A church is a body of believers, and its strength comes from the solidity of the shared beliefs. So, I suffered some distress this weekend when I thought about the parish church that I attend, and whose congregation and clergy (through its many recent changes) I admire very much. My distress focused on those who were no longer present, having volunteered to leave the congregation.
What does it take to turn a regular parishioner away from his or her parish? A feeling of alienation is certainly deep in the decision. If you are someone who has put a lot of time and energy into participating in services; or participated in much fellowship; or participated with financial contributions; or participated with ideas; or participated in many more ways, why would you leave?

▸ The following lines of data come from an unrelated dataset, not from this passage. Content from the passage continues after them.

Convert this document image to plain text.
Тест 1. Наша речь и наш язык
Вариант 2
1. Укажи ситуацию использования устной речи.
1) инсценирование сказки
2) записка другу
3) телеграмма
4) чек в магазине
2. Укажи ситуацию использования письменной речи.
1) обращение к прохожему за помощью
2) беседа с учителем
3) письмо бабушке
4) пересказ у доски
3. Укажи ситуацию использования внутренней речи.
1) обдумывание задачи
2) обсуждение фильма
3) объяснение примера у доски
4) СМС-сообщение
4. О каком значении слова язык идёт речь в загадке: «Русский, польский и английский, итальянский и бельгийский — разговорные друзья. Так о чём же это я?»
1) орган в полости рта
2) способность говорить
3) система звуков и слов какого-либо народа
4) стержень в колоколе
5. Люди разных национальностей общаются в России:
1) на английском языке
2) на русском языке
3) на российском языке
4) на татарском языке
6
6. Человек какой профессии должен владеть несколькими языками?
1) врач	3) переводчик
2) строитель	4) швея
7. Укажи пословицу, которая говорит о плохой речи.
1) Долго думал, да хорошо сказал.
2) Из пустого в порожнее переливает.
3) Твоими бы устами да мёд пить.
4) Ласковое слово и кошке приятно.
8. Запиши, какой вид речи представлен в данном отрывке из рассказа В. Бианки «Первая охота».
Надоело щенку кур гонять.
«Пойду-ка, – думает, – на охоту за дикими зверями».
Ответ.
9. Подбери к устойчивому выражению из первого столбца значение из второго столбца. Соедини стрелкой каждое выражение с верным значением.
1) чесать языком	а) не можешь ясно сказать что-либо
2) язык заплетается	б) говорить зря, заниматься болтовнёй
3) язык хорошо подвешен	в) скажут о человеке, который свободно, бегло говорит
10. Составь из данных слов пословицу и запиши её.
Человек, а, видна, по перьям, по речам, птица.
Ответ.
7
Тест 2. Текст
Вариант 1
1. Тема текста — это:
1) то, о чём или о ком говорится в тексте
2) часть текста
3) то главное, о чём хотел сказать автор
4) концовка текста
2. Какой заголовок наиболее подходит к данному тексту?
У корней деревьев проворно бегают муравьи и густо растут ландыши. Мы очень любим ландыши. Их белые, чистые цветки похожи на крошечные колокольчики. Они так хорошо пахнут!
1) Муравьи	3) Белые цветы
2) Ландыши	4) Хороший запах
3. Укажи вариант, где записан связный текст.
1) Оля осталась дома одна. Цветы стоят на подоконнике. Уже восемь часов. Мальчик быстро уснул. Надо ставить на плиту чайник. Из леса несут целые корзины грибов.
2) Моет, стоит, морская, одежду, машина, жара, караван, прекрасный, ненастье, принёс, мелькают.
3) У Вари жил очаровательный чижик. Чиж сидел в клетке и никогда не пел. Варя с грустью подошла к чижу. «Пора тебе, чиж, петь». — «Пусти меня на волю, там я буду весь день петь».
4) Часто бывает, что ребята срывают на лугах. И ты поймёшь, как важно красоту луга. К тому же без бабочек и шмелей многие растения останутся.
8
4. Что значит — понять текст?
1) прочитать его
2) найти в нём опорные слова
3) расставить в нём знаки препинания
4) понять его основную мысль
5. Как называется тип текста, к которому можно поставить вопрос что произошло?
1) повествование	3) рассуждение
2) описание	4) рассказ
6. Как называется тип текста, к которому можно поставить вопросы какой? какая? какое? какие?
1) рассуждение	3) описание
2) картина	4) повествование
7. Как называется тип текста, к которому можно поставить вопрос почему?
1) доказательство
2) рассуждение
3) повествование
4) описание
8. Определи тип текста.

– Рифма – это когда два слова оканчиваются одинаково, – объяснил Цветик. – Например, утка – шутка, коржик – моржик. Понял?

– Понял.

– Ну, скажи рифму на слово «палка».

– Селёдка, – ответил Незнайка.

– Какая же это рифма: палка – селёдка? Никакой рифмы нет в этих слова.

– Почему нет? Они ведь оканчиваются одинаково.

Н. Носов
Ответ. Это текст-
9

Some of the discussions that have gone on in the Episcopalian Church in recent years, especially with regard to same-sex unions, have deeply divided the congregation at large, within countries and between countries. The resonance at local level has involved a lot of personal pain for some. Whatever the reasons for opposing the acceptance of such unions, those who do oppose have had to decide whether to do so in silence. I pondered whether some of those who have left our congregation for reasons related to the stance on issues such as same-sex unions have had a chance to express their views–openly, if they wished–in a way that would show their wounds and see if they could be healed.
Much faith revolves around forgiveness and healing. But to be forgiven you should know that a wrong has been done. To forgive you need to appreciate that seeing the wrong done has to move beyond thinking of who to blame. As people try to feel their way to a new normal, a risk exists that those who have taken the decision to vote with their feet will be noticed but not noted. Who is trying to understand the why of the decisions to leave and has forgiveness had its chance?